The court declined to adopt plaintiff's position, holding that a "discharge" requires an "interaction with the environment" by "some act or omission of human conduct which causes a hazardous material not previously present" to enter the air, water or land. Since the contamination in this case was already pre-existing, no "discharge" could be found. The court further held that defendants were not persons "in any way responsible" for the contamination because they had neither ownership nor control over the property when the discharge of fuel oil onto the land occurred. The facts that defendants were aware of the property's prior use, conducted no due diligence prior to purchase, used the property commercially and sold it for a profit were insufficient to trigger liability. White Oak Funding, Inc. v. Winning, Dkt. No. A-5530-99T5 (July 6, 2001).

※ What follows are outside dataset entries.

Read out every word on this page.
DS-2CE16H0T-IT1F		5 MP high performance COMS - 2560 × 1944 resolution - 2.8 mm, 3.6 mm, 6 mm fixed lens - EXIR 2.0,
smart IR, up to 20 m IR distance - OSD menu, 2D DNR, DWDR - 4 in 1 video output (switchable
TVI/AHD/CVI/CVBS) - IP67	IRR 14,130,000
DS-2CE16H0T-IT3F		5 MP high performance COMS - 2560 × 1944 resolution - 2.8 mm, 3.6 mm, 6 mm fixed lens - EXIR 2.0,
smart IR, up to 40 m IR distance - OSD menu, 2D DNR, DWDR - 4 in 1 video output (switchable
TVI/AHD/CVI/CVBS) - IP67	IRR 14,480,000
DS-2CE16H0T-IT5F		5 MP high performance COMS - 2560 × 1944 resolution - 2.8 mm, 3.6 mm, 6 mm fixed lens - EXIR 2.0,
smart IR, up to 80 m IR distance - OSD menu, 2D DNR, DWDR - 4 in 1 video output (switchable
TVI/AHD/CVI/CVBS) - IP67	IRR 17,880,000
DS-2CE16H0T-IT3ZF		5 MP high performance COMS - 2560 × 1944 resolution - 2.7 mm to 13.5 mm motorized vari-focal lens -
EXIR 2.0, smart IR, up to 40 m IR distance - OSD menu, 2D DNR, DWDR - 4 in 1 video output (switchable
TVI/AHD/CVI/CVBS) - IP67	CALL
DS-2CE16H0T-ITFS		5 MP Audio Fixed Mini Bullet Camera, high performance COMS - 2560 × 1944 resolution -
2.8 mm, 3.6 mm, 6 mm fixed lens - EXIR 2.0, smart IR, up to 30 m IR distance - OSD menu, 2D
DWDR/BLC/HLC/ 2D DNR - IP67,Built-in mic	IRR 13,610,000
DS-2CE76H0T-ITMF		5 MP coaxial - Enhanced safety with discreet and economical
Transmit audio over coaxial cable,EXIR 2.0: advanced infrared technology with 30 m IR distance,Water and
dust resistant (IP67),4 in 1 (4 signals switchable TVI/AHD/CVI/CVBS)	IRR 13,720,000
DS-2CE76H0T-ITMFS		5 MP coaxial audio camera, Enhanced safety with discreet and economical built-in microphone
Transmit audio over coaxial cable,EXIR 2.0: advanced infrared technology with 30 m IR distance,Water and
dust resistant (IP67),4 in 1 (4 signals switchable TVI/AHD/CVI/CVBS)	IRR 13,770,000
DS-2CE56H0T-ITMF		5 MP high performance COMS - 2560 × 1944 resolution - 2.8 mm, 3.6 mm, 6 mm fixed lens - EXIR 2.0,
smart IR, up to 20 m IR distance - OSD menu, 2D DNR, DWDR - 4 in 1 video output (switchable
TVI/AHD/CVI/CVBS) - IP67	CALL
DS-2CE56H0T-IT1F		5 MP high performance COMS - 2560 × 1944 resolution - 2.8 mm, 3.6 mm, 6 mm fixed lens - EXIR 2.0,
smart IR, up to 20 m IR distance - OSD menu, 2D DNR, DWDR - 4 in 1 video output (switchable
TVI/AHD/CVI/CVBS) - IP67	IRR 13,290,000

Look Only to NJDEP For Host Community Benefit Determinations
In a recent decision, the Appellate Division determined that NJDEP is exclusively responsible to determine the amount of host community benefits owed by a transfer station, including the threshold issue of the transfer station's location for purposes of determining the municipality's entitlement to payment. In the underlying case, Kearny sought payment of quarterly host benefits from a transfer station in North Arlington on the basis that part of the only access road to the facility is located in Kearny. Kearny was unable to reach agreement with the transfer station as to the payment of host benefits and filed suit in the Law Division in Hudson County. The trial court concluded that it had concurrent jurisdiction with NJDEP to determine Kearny's entitlement to the host benefit. On appeal, the Appellate Division reversed, finding that NJDEP has exclusive, primary jurisdiction under the host community benefit statute to determine a municipality's entitlement to, as well as the amount of, a host benefit. Town of Kearny v. Hackensack Meadowlands Development Commission, Docket No. A-3885-00T2F (App. Div., Sept. 28, 2001).
Amendments to State Endangered Species List
The State has proposed to add three species of butterflies and two species of freshwater mussels to its List of Endangered Species, codified at N.J.A.C. 7:25-4.13. The State also has proposed to increase the seriousness of the ranking on another three species of butterflies and five species of freshwater mussels in a list that provides the status of indigenous wildlife species in New Jersey, codified at N.J.A.C. 7:25-4.17.
Appellate Division Strikes EIC; Upholds Refund
Following a New Jersey Supreme Court ruling last year, the Appellate Division held that Atlantic County Utilities Authority ("ACUA") could not impose an Environmental Investment Charge ("EIC") on users of its solid waste system. While recognizing that the Supreme Court's ruling in In re Passaic County Util. Auth., 164 N.J. 200 (2000), focused on the fact that the EIC was charged to non-users, the Appellate Division found persuasive the argument that the EIC scheme was invalidated in its entirety. Thus, while recognizing that ACUA could collect service charges from users of its service, the Appellate Division held the EIC invalid and found the users entitled to a refund. Township of Galloway v. Atlantic County Utilities Authority, Docket No. A-2915-00T5 (App. Div. July 5, 2001).